On Feb. 8, the San Diego History Center and the San Diego African American Museum of Fine Art will hold their third “Keepers of the Culture,” a celebration honoring local luminaries who have dedicated themselves to enriching and expanding the local African-American cultural landscape. The public is invited to the reception at the History Center in Balboa Park, which will pay tribute to the pioneering Common Ground Theatre (formerly the Southeast Community Theatre), influential arts educator Starla Lewis, and longtime philanthropists and cultural leaders Dr. and Mrs. Robert L. Matthews.

But before the free event honoring these local history-makers, the public is invited to celebrate their own legacies. And that’s priceless.

In honor of “Keepers of the Culture” and in anticipation of an exhibit currently in the works, the San Diego History Center is hosting a scanning session, in which participants are invited to bring their own photographs, documents, letters and other memorabilia that reflect local African-American life over the decades. The items will be scanned on site and immediately returned to their owners.

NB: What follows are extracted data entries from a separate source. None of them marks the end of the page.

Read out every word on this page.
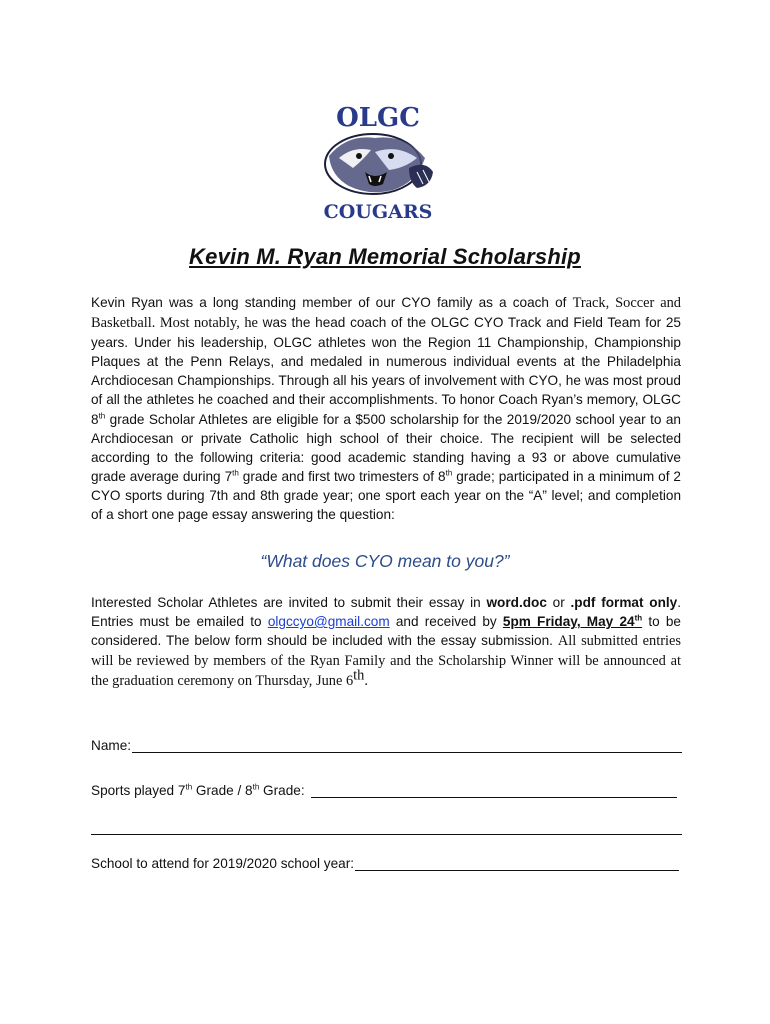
OLGC
COUGARS
Kevin M. Ryan Memorial Scholarship
Kevin Ryan was a long standing member of our CYO family as a coach of Track, Soccer and Basketball. Most notably, he was the head coach of the OLGC CYO Track and Field Team for 25 years. Under his leadership, OLGC athletes won the Region 11 Championship, Championship Plaques at the Penn Relays, and medaled in numerous individual events at the Philadelphia Archdiocesan Championships. Through all his years of involvement with CYO, he was most proud of all the athletes he coached and their accomplishments. To honor Coach Ryan’s memory, OLGC 8th grade Scholar Athletes are eligible for a $500 scholarship for the 2019/2020 school year to an Archdiocesan or private Catholic high school of their choice. The recipient will be selected according to the following criteria: good academic standing having a 93 or above cumulative grade average during 7th grade and first two trimesters of 8th grade; participated in a minimum of 2 CYO sports during 7th and 8th grade year; one sport each year on the “A” level; and completion of a short one page essay answering the question:
“What does CYO mean to you?”
Interested Scholar Athletes are invited to submit their essay in word.doc or .pdf format only. Entries must be emailed to olgccyo@gmail.com and received by 5pm Friday, May 24th to be considered. The below form should be included with the essay submission. All submitted entries will be reviewed by members of the Ryan Family and the Scholarship Winner will be announced at the graduation ceremony on Thursday, June 6th.
Name:
Sports played 7th Grade / 8th Grade:
School to attend for 2019/2020 school year:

After that, they could become part of a timeline of African-American history of San Diego that will run with a new exhibit on freed Kentucky slave turned San Diego homesteader Nathan Harrison, which opens in the spring. They could also become an important addition to the History Center’s collection of archival photos and documents.

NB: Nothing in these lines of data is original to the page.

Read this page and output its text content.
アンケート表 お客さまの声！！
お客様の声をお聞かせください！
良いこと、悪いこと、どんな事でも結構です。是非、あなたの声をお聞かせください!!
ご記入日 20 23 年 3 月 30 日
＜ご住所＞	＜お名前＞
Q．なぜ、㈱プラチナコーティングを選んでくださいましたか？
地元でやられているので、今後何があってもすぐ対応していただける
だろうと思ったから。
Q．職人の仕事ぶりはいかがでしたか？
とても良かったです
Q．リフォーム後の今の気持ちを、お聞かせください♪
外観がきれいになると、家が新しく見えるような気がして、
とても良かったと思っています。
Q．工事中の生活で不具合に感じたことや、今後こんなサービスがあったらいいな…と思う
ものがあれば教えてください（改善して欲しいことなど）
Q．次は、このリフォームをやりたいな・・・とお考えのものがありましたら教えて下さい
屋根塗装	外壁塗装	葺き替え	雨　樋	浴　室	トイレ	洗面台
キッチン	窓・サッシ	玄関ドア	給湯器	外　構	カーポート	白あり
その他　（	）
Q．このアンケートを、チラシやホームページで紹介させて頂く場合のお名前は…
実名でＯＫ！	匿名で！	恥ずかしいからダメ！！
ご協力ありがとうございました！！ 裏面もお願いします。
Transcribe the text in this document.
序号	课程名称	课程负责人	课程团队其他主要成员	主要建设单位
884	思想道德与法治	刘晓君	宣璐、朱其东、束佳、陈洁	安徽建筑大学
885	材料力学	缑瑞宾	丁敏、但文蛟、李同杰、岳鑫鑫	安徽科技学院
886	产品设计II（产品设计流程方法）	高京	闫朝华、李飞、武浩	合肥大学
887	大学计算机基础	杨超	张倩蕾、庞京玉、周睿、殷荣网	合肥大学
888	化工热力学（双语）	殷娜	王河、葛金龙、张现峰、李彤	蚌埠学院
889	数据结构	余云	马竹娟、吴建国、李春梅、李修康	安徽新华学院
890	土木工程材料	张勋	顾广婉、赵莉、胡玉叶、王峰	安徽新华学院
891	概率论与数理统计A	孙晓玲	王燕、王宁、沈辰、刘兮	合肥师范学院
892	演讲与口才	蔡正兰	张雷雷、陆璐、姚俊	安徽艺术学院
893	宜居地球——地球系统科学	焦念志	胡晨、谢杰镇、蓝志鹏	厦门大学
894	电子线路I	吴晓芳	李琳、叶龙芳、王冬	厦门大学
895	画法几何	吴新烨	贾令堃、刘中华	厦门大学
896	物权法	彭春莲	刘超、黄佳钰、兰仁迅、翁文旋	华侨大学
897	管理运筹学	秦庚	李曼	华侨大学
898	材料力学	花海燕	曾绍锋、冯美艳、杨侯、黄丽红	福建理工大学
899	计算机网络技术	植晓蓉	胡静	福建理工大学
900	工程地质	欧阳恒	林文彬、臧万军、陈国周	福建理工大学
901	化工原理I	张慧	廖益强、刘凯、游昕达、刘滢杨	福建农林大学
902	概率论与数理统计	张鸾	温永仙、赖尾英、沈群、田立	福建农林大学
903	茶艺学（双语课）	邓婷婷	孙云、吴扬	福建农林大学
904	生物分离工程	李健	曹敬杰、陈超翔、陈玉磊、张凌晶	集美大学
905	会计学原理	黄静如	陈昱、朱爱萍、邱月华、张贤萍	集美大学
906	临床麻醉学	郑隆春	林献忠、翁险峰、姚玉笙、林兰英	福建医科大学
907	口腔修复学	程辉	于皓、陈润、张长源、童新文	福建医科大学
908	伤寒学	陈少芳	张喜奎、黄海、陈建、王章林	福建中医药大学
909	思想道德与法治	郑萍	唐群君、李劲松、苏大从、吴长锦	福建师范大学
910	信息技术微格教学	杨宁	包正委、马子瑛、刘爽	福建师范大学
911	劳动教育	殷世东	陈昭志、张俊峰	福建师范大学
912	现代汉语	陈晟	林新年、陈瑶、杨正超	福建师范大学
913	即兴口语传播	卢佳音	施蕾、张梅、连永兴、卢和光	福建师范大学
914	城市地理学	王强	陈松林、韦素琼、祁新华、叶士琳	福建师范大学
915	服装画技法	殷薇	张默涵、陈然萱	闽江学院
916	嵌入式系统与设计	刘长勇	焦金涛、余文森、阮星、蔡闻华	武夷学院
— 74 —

“We have a lot of gaps in terms of historic documents in our center and museum, and we would like to fill those gaps,” said Wendy McKinney, chief development officer for the San Diego History Center. “We are looking for family photographs, old invitations, newspaper clippings, maybe a ticket to an event, a deed to a house, birth certificates. Pictures and documents are the only things that make time stand still. We see the things we can share in terms of our experiences, whether good or bad, and we can celebrate each other.”

The first time McKinney explored the archives, which are open to the public, she found her mother-in-law’s obituary and a newspaper clipping about her father-in-law’s church, which was lost in a fire but then restored by the community. Not every story will be as dramatic as that, but McKinney hopes that potential donors will realize that the personal can be historical, and the small moments can make a big impact on the chronicles of San Diego history.

“Celebrating community and people and our differences and commonalities is what we are all about,” McKinney said of the History Center, which has recently mounted exhibits honoring San Diego’s skate, punk and hip-hop subcultures; the rich history of the local LGBTQ+ community; and the pioneering women who shaped early San Diego. “When we look at invitations or family photographs, that personalizes the experience and makes it more real. Sharing is really part of the framework of the History Center. We are connecting people and sharing experiences and stories.”

Connecting people and sharing stories is also the job of the San Diego African American Museum of Fine Art. Established in 1992 by the late Shirley Day-Williams, the museum did not have a physical space. Instead, it partnered with other organizations to present exhibits at venues that included the B Street Pier and the Lyceum Theatre. The museum became inactive in the years following Day-Williams’ death in 1996. It was revived in 2013, and under executive director Gaidi Finnie, it has presented exhibitions at venues that include the San Diego Museum of Art, the Museum of Contemporary Art San Diego and the Veterans Museum in Balboa Park.

This is the third time Finnie and the museum have partnered with the San Diego History Center for the “Keepers of the Culture” tribute. If the San Diego History Center’s scanning event is a reminder that history is personal, the “Keepers of the Culture” celebration reminds us that history lives in people. People like Starla Lewis, Dr. & Mrs. Robert L. Matthews and the members of the Common Ground Theatre.

The movers. The shakers. The shapers of the place we all call home.

“Each of them has been a leader in the expression of black culture. They are the ones who have kept the culture alive, who have nurtured it, and in some cases, founded it,” Finnie said of the honorees, who were chosen by the museum’s board. “They have expanded the culture, and they are people to really honor for doing so. If you don’t have history, you are a tree without roots.”